Audio: Cuomo, on a call with Democratic officials, talks Democratic

Tweet Share on Facebook Share on Tumblr Print

As I reported this morning, Governor Andrew Cuomo held a conference call for local Democratic elected officials last night.

It wasn't supposed to be open to the press, but I got the number from a source, called in, and recorded it. Here's the audio of the call, which lasted a little more than 24 minutes.

The call, which was intended to generate expressions of official support for Cuomo's agenda, was pretty neatly organized. But it did depart somewhat from most of Cuomo's public appearances since he became governor in a couple of ways.

MORE ON CAPITAL

ADVERTISEMENT

For one thing, Cuomo called explicitly for party unity--for New York Democrats to be "tighter," to use his word, the better to sell their policies to the public.

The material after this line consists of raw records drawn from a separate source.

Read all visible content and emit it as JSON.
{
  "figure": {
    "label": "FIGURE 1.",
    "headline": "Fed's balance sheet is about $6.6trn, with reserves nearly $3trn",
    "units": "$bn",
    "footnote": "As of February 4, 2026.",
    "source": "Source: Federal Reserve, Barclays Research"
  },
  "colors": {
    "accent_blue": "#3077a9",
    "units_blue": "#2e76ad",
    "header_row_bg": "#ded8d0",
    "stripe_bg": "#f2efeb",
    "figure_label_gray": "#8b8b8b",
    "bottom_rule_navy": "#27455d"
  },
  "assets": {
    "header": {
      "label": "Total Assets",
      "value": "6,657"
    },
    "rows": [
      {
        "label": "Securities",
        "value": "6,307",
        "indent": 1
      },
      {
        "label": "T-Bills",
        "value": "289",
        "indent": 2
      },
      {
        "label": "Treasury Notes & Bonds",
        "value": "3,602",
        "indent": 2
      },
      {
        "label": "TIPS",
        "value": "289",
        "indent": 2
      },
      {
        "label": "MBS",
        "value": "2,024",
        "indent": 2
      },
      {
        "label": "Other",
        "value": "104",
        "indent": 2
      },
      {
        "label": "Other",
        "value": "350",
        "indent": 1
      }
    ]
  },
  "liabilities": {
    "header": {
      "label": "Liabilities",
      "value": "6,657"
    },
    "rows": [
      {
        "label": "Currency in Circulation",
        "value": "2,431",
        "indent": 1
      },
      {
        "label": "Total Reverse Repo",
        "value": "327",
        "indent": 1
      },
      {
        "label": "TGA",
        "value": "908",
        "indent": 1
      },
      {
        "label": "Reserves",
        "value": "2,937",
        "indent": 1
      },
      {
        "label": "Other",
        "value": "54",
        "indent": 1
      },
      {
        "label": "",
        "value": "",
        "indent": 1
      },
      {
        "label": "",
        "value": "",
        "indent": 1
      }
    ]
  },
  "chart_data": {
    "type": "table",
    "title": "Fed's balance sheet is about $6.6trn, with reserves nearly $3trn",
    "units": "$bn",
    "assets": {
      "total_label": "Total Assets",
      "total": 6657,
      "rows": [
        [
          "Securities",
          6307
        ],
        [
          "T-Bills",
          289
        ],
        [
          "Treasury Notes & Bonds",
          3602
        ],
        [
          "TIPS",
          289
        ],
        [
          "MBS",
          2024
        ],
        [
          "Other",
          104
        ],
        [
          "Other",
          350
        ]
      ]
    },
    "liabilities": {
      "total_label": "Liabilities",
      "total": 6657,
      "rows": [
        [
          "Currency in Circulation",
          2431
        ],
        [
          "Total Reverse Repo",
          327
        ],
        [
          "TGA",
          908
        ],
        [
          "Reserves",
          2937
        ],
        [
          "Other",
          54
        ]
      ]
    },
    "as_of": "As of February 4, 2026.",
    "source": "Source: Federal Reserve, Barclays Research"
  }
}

That's a bit of a departure. Up until his State of the State speech this month, with a few exceptions, Cuomo has avoided explicitly partisan formulations, and in fact has worked to position himself somewhere above the considerations of his party altogether: he kept a careful distance from Barack Obama for most of the presidential campaign, for example, and worked actively against his fellow Democrats in helping Republicans remain in power in the State Senate.

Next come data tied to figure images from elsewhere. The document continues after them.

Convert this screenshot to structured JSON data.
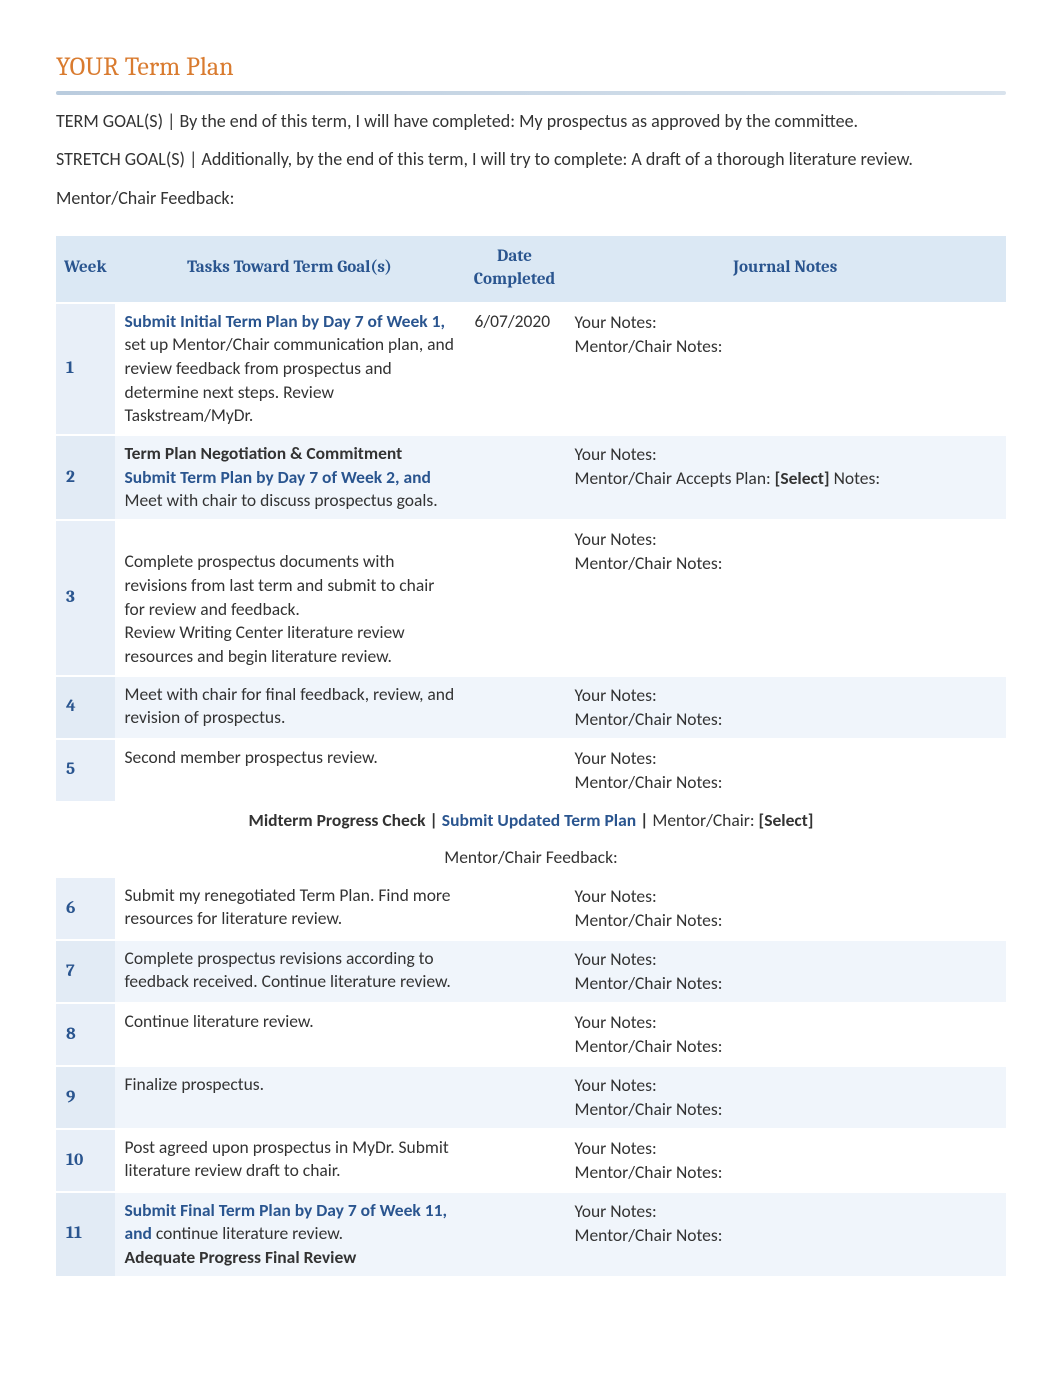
{
  "title": "YOUR Term Plan",
  "term_goal_label": "TERM GOAL(S) | By the end of this term, I will have completed:  ",
  "term_goal_value": "My prospectus as approved by the committee.",
  "stretch_goal_label": "STRETCH GOAL(S) | Additionally, by the end of this term, I will try to complete:  ",
  "stretch_goal_value": "A draft of a thorough literature review.",
  "mentor_feedback_label": "Mentor/Chair Feedback:",
  "headers": {
    "week": "Week",
    "tasks": "Tasks Toward Term Goal(s)",
    "date": "Date Completed",
    "notes": "Journal Notes"
  },
  "rows": [
    {
      "week": "1",
      "task_bold_blue": "Submit Initial Term Plan by Day 7 of Week 1,",
      "task_rest": " set up Mentor/Chair communication plan, and review feedback from prospectus and determine next steps. Review Taskstream/MyDr.",
      "date": "6/07/2020",
      "your_notes": "Your Notes:",
      "mentor_notes": "Mentor/Chair Notes:"
    },
    {
      "week": "2",
      "task_bold_black": "Term Plan Negotiation & Commitment",
      "task_bold_blue": "Submit Term Plan by Day 7 of Week 2, and",
      "task_rest": " Meet with chair to discuss prospectus goals.",
      "date": "",
      "your_notes": "Your Notes:",
      "mentor_line_prefix": "Mentor/Chair Accepts Plan: ",
      "mentor_line_select": "[Select]",
      "mentor_line_suffix": "  Notes:"
    },
    {
      "week": "3",
      "task_rest": "Complete prospectus documents with revisions from last term and submit to chair for review and feedback.\nReview Writing Center literature review resources and begin literature review.",
      "date": "",
      "your_notes": "Your Notes:",
      "mentor_notes": "Mentor/Chair Notes:"
    },
    {
      "week": "4",
      "task_rest": "Meet with chair for final feedback, review, and revision of prospectus.",
      "date": "",
      "your_notes": "Your Notes:",
      "mentor_notes": "Mentor/Chair Notes:"
    },
    {
      "week": "5",
      "task_rest": "Second member prospectus review.",
      "date": "",
      "your_notes": "Your Notes:",
      "mentor_notes": "Mentor/Chair Notes:"
    }
  ],
  "midterm": {
    "progress_label": "Midterm Progress Check",
    "pipe1": " | ",
    "submit_label": "Submit Updated Term Plan",
    "pipe2": " | ",
    "mentor_prefix": "Mentor/Chair: ",
    "select": "[Select]",
    "feedback": "Mentor/Chair Feedback:"
  },
  "rows2": [
    {
      "week": "6",
      "task_rest": "Submit my renegotiated Term Plan. Find more resources for literature review.",
      "your_notes": "Your Notes:",
      "mentor_notes": "Mentor/Chair Notes:"
    },
    {
      "week": "7",
      "task_rest": "Complete prospectus revisions according to feedback received. Continue literature review.",
      "your_notes": "Your Notes:",
      "mentor_notes": "Mentor/Chair Notes:"
    },
    {
      "week": "8",
      "task_rest": "Continue literature review.",
      "your_notes": "Your Notes:",
      "mentor_notes": "Mentor/Chair Notes:"
    },
    {
      "week": "9",
      "task_rest": "Finalize prospectus.",
      "your_notes": "Your Notes:",
      "mentor_notes": "Mentor/Chair Notes:"
    },
    {
      "week": "10",
      "task_rest": "Post agreed upon prospectus in MyDr. Submit literature review draft to chair.",
      "your_notes": "Your Notes:",
      "mentor_notes": "Mentor/Chair Notes:"
    },
    {
      "week": "11",
      "task_bold_blue": "Submit Final Term Plan by Day 7 of Week 11, and",
      "task_rest_inline": " continue literature review.",
      "task_bold_black2": "Adequate Progress Final Review",
      "your_notes": "Your Notes:",
      "mentor_notes": "Mentor/Chair Notes:"
    }
  ]
}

On the call, Cuomo also talked explicitly in national terms, something he's studiously avoided doing in public, out of a stated concern that he'd get drawn into stories about his presidential ambitions.

The governor talked to the officials on the call about how a political achievement in New York "resonates nationwide," and in discussing the need for a unified message, Cuomo said, "It happens naturally during a presidential year, because the president starts the message from on top and it trickles down, pardon the use of the words. But even when there is not a presidential election, we should have a unified agenda."

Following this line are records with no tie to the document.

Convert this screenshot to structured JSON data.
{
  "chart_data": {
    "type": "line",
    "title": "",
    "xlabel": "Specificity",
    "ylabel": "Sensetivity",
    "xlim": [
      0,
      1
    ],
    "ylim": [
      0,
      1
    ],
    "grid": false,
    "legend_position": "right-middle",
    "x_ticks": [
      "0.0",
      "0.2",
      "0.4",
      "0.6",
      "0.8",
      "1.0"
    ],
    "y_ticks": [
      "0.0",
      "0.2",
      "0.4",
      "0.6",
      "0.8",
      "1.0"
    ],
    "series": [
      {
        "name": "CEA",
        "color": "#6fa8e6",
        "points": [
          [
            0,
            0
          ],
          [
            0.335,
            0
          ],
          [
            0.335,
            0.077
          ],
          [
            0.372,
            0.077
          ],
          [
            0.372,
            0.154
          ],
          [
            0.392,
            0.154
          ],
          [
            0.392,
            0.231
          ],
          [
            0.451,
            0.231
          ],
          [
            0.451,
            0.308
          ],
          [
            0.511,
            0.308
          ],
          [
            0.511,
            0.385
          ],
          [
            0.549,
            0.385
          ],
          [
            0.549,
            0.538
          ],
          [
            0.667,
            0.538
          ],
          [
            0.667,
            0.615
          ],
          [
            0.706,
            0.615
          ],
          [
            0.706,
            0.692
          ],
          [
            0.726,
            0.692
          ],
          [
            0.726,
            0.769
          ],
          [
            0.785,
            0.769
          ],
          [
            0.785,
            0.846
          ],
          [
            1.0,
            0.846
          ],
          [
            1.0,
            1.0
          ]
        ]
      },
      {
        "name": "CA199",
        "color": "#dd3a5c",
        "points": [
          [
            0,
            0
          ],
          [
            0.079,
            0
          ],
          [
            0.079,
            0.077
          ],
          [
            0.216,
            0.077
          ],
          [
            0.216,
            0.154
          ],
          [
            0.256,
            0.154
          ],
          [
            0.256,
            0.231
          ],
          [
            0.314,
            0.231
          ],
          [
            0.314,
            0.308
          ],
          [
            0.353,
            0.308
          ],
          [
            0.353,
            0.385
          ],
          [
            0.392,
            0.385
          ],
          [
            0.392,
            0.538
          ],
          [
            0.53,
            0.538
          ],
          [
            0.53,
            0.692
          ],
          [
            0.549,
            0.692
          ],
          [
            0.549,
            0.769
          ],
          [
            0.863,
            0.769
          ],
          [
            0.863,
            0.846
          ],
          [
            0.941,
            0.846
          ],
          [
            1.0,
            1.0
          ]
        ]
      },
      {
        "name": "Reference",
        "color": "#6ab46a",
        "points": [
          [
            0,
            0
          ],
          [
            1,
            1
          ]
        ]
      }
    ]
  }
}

Cuomo asked the officials "to consider" passing local "governmental resolutions" in support of his agenda and noted that opponents of, for example, gun control, are organized and vocal.

"It can't always be that the negative yells and the positive is silent," he said.

Afte Cuomo's remarks, a number of officials from around the state took turns speaking in praise of Cuomo's work. They included Buffalo Mayor Byron Brown, Bronx Borough President Ruben Diaz Jr. and Suffolk County Executive Steve Ballone.

Afterward, Cuomo got back on the line and said that "in general, I want to work more to get the Democratic Party tighter in the state, especially among elected officials."